Надо было идти к Эдику – расплачиваться и присмотреть ещё что-то для нашей интимной встречи с Белкой, встречи, которая теперь неизвестно где должна пройти с учётом лазарета в моих апартаментах. Но я знал, что что-нибудь придумаю. С Эдиком как раз и придумаем. И заодно разузнаю про кепку, - подумал я догадливо. - Вездесущий Эдик просто не может не знать, кто тут, где и чем работает. Сейчас и докопаюсь, наконец, кто тут воду мутит…


ПАНИ
Я надела чёрную Таткину кофту. Попрыгала возле нашего крошечного «трюмо», и принялась её с себя стаскивать.
- Красиво, но как-то траурно, - объявила я.
- А тебе идёт, - заметила Татка с постели. Она уютно расположилась в подушках, чтобы созерцать мои поиски образа. – Такая роковая женщина.
- Для весны лучше, всё-таки, розовое, - с сомнением поделилась я, влезая в малиновую кофточку.
- Он тебя в этом уже видел, - сказала Татка безапелляционно. – А если для весны, надо зелёное. Цвета лопуха. Цвета лопуха под дождем. Или сиреневое.
- Где я тебе возьму лопуха под дождём! – воскликнула я. – Но в этой, действительно, уже видел… И Восьмого марта и на день рождения.
- Кстати, Восьмое марта вы как раз поругались, - напомнила Татка. – Так что назвать эту кофточку счастливой никак нельзя.
- А на день рождения было всё хорошо! – возразила я, но тут же осеклась. Именно что на день рождения-то не было хорошо: он не смог остаться и ушёл.
- В общем, да, розовая не очень счастливая, - пробормотала я и сникла.
- А в чём ты с ним была счастливая?
- В синем сарафане, - сказала я. – В голубом платье с дырками. В полосатой юбке…
- Это летом. А зимой?
- А зимой я во всём была с ним счастливая, - сказала я. – Даже в его старой майке.
- Надень ещё раз чёрную, - распорядилась Татка и придирчиво оглядела меня. - Ну, красиво же. И вырез как раз под этот ароматический кувшинчик. И ничего не траурная, сейчас все чёрное носят, даже на пляж. Главное – как раз модная. И пуговички стильные – как алмазики. Вот за счёт этих алмазиков, – Татка завела глаза в потолок и опять очень талантливо изобразила Милку, – весь образ не выглядит траурным.
- Ладно, - сдалась я. – Вечером чёрное можно и весной. Вечер есть вечер. А вниз?
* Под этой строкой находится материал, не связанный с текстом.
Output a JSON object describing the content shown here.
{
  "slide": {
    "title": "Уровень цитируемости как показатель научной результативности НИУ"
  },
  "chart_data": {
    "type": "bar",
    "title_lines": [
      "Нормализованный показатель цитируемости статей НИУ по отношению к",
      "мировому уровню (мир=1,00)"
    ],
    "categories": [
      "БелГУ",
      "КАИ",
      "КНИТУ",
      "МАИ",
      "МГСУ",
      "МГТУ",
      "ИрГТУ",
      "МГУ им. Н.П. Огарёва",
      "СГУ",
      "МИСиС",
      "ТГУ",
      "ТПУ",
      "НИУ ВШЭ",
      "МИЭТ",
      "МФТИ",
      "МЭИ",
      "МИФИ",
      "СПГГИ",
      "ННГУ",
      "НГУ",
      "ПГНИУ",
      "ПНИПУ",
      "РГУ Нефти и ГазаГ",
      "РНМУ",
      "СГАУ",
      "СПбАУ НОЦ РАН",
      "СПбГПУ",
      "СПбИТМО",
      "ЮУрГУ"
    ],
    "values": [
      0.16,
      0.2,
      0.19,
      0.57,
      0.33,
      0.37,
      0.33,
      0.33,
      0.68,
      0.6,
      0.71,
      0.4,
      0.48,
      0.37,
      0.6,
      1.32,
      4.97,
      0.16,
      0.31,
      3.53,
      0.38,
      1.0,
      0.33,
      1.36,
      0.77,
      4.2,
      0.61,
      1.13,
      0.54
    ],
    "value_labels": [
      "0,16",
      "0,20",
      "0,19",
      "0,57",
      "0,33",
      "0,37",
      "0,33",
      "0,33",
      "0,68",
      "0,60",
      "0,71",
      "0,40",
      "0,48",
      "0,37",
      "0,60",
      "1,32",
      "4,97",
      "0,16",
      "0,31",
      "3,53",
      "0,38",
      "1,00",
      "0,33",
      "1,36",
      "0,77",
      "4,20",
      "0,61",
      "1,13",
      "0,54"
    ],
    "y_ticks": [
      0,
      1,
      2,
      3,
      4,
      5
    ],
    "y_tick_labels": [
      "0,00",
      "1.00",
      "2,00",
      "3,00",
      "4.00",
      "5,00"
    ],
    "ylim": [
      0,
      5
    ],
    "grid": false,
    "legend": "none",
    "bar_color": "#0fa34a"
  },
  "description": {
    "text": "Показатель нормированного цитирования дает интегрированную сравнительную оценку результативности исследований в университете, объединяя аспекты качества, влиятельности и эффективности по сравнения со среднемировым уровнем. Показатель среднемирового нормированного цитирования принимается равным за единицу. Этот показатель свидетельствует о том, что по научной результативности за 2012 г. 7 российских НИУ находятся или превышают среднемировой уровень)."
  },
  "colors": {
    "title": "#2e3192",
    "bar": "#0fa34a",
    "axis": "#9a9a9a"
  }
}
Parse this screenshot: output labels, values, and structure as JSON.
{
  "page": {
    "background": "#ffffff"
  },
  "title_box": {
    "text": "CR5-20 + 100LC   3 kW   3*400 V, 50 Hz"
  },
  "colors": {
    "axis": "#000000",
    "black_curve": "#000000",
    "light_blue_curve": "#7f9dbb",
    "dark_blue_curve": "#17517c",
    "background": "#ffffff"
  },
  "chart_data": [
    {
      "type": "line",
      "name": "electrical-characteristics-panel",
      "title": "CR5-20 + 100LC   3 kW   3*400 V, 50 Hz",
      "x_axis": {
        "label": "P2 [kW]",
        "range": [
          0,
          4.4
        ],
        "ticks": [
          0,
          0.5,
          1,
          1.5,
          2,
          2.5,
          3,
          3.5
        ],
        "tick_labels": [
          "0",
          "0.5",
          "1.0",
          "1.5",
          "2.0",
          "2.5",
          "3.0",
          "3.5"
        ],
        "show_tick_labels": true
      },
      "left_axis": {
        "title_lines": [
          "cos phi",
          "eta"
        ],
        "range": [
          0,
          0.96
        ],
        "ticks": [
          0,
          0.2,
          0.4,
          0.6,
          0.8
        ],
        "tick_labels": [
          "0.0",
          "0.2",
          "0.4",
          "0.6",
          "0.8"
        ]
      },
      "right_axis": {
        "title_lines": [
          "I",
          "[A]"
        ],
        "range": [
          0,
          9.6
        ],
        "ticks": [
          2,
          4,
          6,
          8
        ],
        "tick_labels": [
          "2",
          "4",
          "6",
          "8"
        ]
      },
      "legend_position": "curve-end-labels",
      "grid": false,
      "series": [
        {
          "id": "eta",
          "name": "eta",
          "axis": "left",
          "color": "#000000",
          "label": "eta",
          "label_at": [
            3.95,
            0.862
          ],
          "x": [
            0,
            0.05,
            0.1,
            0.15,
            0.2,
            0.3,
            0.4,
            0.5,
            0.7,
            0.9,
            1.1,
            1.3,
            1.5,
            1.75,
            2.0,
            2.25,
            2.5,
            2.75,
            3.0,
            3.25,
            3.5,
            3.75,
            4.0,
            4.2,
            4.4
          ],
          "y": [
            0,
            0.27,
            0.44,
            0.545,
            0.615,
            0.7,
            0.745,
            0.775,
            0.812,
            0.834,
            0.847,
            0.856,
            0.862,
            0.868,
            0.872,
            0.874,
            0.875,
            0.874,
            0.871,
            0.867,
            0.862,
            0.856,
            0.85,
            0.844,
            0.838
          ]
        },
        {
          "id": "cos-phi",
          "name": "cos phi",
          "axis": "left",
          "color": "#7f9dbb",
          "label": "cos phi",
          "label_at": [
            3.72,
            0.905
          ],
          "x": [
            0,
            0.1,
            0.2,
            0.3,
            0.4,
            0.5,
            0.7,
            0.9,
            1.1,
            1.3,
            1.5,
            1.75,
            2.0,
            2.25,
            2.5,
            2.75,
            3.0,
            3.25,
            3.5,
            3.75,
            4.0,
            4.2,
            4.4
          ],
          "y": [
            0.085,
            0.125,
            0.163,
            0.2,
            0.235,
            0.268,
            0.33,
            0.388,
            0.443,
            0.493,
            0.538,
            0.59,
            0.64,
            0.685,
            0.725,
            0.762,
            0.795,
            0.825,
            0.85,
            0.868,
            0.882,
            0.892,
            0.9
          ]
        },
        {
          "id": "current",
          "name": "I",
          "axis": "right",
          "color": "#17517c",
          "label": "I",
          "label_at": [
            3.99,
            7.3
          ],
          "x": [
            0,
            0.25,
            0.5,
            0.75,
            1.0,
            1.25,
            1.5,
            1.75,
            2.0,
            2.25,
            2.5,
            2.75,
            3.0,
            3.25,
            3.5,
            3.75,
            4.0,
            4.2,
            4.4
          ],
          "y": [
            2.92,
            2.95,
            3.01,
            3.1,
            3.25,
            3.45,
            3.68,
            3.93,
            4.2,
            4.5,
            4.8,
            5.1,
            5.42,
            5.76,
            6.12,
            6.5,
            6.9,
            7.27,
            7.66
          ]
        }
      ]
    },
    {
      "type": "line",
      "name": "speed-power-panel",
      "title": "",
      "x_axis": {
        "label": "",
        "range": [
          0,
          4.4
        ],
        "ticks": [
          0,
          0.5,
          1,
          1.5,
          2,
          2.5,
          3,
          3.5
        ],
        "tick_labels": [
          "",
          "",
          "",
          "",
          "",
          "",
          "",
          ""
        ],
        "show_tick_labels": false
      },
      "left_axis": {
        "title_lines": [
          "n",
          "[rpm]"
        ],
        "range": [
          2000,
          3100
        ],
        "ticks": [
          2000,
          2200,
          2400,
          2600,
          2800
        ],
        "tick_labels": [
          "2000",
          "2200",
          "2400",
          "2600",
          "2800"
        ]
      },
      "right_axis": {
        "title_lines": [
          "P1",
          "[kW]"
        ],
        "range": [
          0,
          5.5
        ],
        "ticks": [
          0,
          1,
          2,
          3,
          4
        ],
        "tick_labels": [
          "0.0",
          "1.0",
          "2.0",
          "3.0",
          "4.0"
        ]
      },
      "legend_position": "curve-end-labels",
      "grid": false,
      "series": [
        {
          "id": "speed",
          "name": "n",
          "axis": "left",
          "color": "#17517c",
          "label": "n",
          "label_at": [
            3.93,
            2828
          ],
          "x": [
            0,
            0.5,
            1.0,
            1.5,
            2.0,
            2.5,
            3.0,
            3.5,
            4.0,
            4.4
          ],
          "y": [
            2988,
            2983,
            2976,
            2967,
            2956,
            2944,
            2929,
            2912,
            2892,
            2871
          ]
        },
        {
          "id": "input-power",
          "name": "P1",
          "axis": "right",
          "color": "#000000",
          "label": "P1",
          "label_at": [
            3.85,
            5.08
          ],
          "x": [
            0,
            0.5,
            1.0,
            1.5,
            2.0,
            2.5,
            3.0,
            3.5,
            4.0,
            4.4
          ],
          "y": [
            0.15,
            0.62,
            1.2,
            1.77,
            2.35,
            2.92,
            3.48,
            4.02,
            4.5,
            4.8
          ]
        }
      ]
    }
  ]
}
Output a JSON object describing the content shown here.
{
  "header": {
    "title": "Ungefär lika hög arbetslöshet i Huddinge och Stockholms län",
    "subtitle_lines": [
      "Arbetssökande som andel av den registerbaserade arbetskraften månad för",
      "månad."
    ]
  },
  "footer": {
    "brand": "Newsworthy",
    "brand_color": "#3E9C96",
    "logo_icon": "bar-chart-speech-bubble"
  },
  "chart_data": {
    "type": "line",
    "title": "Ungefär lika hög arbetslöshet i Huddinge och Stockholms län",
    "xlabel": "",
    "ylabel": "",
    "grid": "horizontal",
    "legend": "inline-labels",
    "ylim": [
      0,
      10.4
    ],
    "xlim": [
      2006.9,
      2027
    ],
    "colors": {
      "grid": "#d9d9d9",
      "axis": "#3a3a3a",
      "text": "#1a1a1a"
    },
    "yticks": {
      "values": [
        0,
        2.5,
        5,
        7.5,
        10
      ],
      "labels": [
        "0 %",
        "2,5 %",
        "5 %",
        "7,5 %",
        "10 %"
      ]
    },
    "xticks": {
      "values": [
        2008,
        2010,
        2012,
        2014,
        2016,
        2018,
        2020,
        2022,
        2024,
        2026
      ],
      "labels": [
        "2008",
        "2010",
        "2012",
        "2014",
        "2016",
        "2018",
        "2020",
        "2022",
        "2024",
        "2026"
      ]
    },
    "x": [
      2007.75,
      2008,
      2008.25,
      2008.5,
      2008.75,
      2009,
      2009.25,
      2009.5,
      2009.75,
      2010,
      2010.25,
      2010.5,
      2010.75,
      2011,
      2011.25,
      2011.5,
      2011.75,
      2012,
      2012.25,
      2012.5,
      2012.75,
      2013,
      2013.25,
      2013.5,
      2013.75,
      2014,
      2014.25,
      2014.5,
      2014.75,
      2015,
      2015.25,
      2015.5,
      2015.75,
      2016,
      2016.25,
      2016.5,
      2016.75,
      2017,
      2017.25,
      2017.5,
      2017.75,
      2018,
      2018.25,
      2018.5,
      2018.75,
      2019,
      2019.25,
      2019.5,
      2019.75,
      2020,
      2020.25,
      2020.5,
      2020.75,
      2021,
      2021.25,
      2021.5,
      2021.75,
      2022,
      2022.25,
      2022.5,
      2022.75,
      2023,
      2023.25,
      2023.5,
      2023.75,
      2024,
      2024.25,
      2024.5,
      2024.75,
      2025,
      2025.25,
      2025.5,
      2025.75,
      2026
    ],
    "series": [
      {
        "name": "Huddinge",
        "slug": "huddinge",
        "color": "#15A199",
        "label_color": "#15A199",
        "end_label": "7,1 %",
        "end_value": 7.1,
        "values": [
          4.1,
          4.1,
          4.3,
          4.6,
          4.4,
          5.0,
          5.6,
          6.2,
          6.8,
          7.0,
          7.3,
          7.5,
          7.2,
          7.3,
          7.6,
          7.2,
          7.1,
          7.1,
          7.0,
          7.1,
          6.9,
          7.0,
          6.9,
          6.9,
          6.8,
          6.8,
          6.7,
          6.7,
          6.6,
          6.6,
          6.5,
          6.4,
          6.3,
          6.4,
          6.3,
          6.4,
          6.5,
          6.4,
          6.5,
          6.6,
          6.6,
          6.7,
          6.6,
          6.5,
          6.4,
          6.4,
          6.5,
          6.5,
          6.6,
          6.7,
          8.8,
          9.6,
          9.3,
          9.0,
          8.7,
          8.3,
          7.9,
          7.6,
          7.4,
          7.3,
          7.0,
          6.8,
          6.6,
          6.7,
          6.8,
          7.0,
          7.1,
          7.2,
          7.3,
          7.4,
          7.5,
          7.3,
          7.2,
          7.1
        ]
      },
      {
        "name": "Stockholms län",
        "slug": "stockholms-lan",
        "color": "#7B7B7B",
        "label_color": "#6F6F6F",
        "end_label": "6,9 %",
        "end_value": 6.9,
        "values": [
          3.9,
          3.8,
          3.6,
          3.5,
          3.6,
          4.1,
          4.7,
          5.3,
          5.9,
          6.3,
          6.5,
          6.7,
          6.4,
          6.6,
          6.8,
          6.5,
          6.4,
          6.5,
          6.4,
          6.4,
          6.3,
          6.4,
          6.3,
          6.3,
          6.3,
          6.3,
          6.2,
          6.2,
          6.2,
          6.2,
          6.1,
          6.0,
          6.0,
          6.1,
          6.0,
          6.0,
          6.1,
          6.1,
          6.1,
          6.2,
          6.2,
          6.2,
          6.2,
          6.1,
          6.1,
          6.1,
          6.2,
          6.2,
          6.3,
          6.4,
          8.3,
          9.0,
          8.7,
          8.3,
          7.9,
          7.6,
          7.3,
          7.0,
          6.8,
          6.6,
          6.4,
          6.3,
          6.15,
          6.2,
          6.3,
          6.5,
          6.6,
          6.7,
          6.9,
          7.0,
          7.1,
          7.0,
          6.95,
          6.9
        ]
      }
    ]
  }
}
С кофтой что? Новая юбка - деловая…
- Да, она деловая. Как-то не сексуально получается, - согласилась Татка. – О! Есть выход!
Она скатилась с кровати и потащила из-под неё чемодан. – У меня ж есть, - бормотала она, выворачивая на пол содержимое. – Где-то было… Вот! Чем тебе не сексуальный вариант? - она вымахнула что-то светлое.
- А я влезу? – усомнилась я, вертя в руках светленькую мини-юбочку.
- Влезешь, нет другого пути. Засунем, - грозно пообещала Татка. – Будет у вас единый стиль. Помнишь, как он танцевал? В чёрной рубахе и белых штанах.
Довод был более, чем убедительным. Я приложила юбочку к себе, собрала всё своё воображение и представила себя в полный рост.
- Давай утюг, - сказала я решительно. – И новые босоножки надену!
- А вот новые зря. Погода неустойчивая, вдруг дождь пойдёт, промокнешь насквозь.
- Какая отвратительная практичность в такой момент! – с возмущением воскликнула я, но всё-таки побежала мыть свои единственные светлые туфли.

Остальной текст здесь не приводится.